By Tracy McNew
Richard Davidson was arrested following the death of Laura Cooper on March 14, 2017. He was driving under the influence of methamphetamines when he swerved into oncoming traffic causing a fatal traffic accident.
On the morning of the crash, Cooper was driving on Hwy. 56 toward Troy from Bull Lake. She was taking her son and his friend to school at Morrison Elementary and she was also scheduled to substitute teach that day. Cooper was killed in the crash, and the two boys in her car were both injured. One suffered neck and back injuries, the other a broken arm and leg.
Nearly a year later, family and friends of Cooper and of Davidson were given an opportunity to tell their stories and make recommendations to the judge at Davidson’s sentencing that was held at 1 p.m. on Friday, Jan. 5, 2018.
A total of six friends and family members made statements on behalf of the victim, Laura Cooper and the two young boys who were injured in the crash caused by Davidson.
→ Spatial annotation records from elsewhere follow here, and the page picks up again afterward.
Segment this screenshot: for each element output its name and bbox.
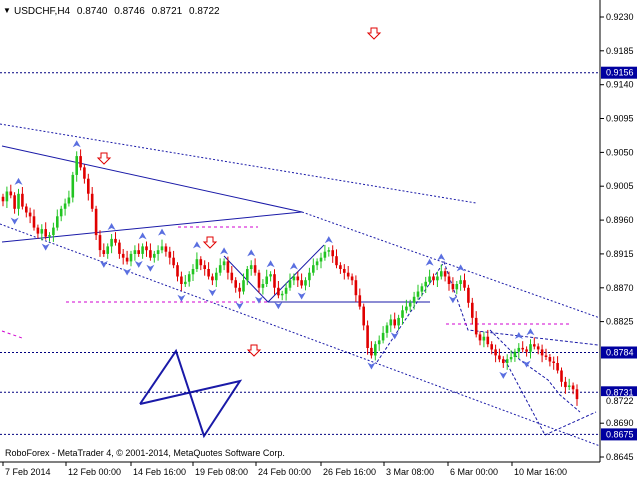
chart-window: ▼ USDCHF,H4 0.8740 0.8746 0.8721 0.8722 … [0,0,640,480]
close-value: 0.8722 [189,6,220,17]
time-tick-label: 3 Mar 08:00 [386,467,434,477]
price-highlight-label: 0.8784 [606,348,634,358]
time-tick-label: 14 Feb 16:00 [133,467,186,477]
price-tick-label: 0.9005 [606,181,634,191]
price-tick-label: 0.9050 [606,147,634,157]
low-value: 0.8721 [152,6,183,17]
price-chart: ▼ USDCHF,H4 0.8740 0.8746 0.8721 0.8722 … [0,0,640,480]
header-arrow-icon: ▼ [3,6,11,15]
time-tick-label: 26 Feb 16:00 [323,467,376,477]
copyright-text: RoboForex - MetaTrader 4, © 2001-2014, M… [5,448,285,458]
price-highlight-label: 0.9156 [606,68,634,78]
time-tick-label: 19 Feb 08:00 [195,467,248,477]
price-tick-label: 0.8960 [606,215,634,225]
price-tick-label: 0.9140 [606,80,634,90]
candle [94,205,98,240]
price-tick-label: 0.8915 [606,249,634,259]
price-tick-label: 0.8645 [606,452,634,462]
price-tick-label: 0.8870 [606,283,634,293]
time-tick-label: 6 Mar 00:00 [450,467,498,477]
symbol-label: USDCHF,H4 [14,6,71,17]
high-value: 0.8746 [114,6,145,17]
price-tick-label: 0.8825 [606,317,634,327]
time-tick-label: 12 Feb 00:00 [68,467,121,477]
chart-header: USDCHF,H4 0.8740 0.8746 0.8721 0.8722 [14,6,220,17]
price-tick-label: 0.9185 [606,46,634,56]
current-price-label: 0.8722 [606,396,634,406]
time-tick-label: 10 Mar 16:00 [514,467,567,477]
price-tick-label: 0.9095 [606,114,634,124]
time-tick-label: 7 Feb 2014 [5,467,51,477]
time-tick-label: 24 Feb 00:00 [258,467,311,477]
price-highlight-label: 0.8675 [606,429,634,439]
price-tick-label: 0.9230 [606,12,634,22]
open-value: 0.8740 [77,6,108,17]
price-tick-label: 0.8690 [606,418,634,428]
County Attorney Marcia Boris and Deputy County Attorney Jeffrey Zwang represented the state and after Boris recapped Davidson’s prior run ins with the law, she recommended that Davidson be sentenced to 30 years with 10 of them suspended and 10 years served before he would be eligible for parole. This recommendation, she said, was the maximum allowable under Davison’s plea deal.
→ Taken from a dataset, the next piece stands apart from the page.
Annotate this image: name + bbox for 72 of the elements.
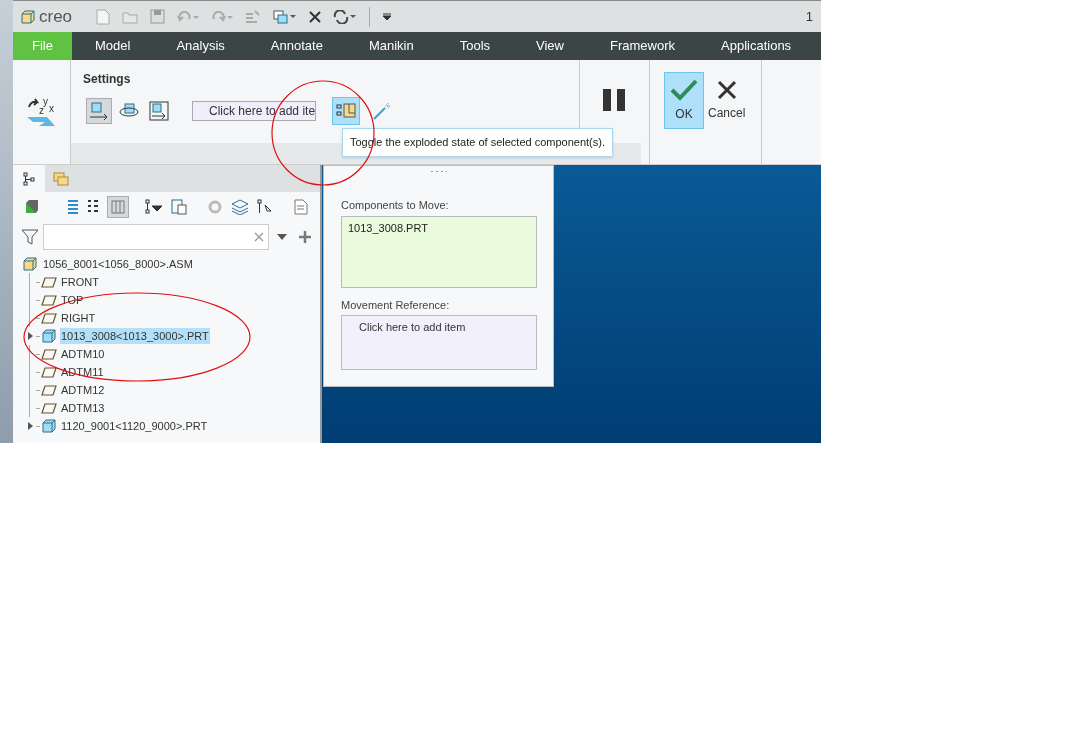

Public Defender, Nick Aemisegger represented Davidson. He interviewed Davidson and Davidson’s mother and read excerpts from letters of support for Davidson.
During his interview by Aemisegger, Davidson stated “I would do anything to make sure it wouldn’t happen again. I apologize.” He also stated “I would like the full 30 year sentence, I was just hoping we could suspend more.”
Aemisegger recommended a 30 year sentence with 25 years suspended.
Judge John Larson ruled at around 2:30 p.m. that Davidson would serve a 30 year sentence in Montana state prison with 10 years suspended, and parole restricted to only be eligible after 10 years are served. The judge said that Davidson will also receive credit for the 296 days that he has already served. He will also receive opportunities for treatment, and he will be eligible for community service to pay public defender fees.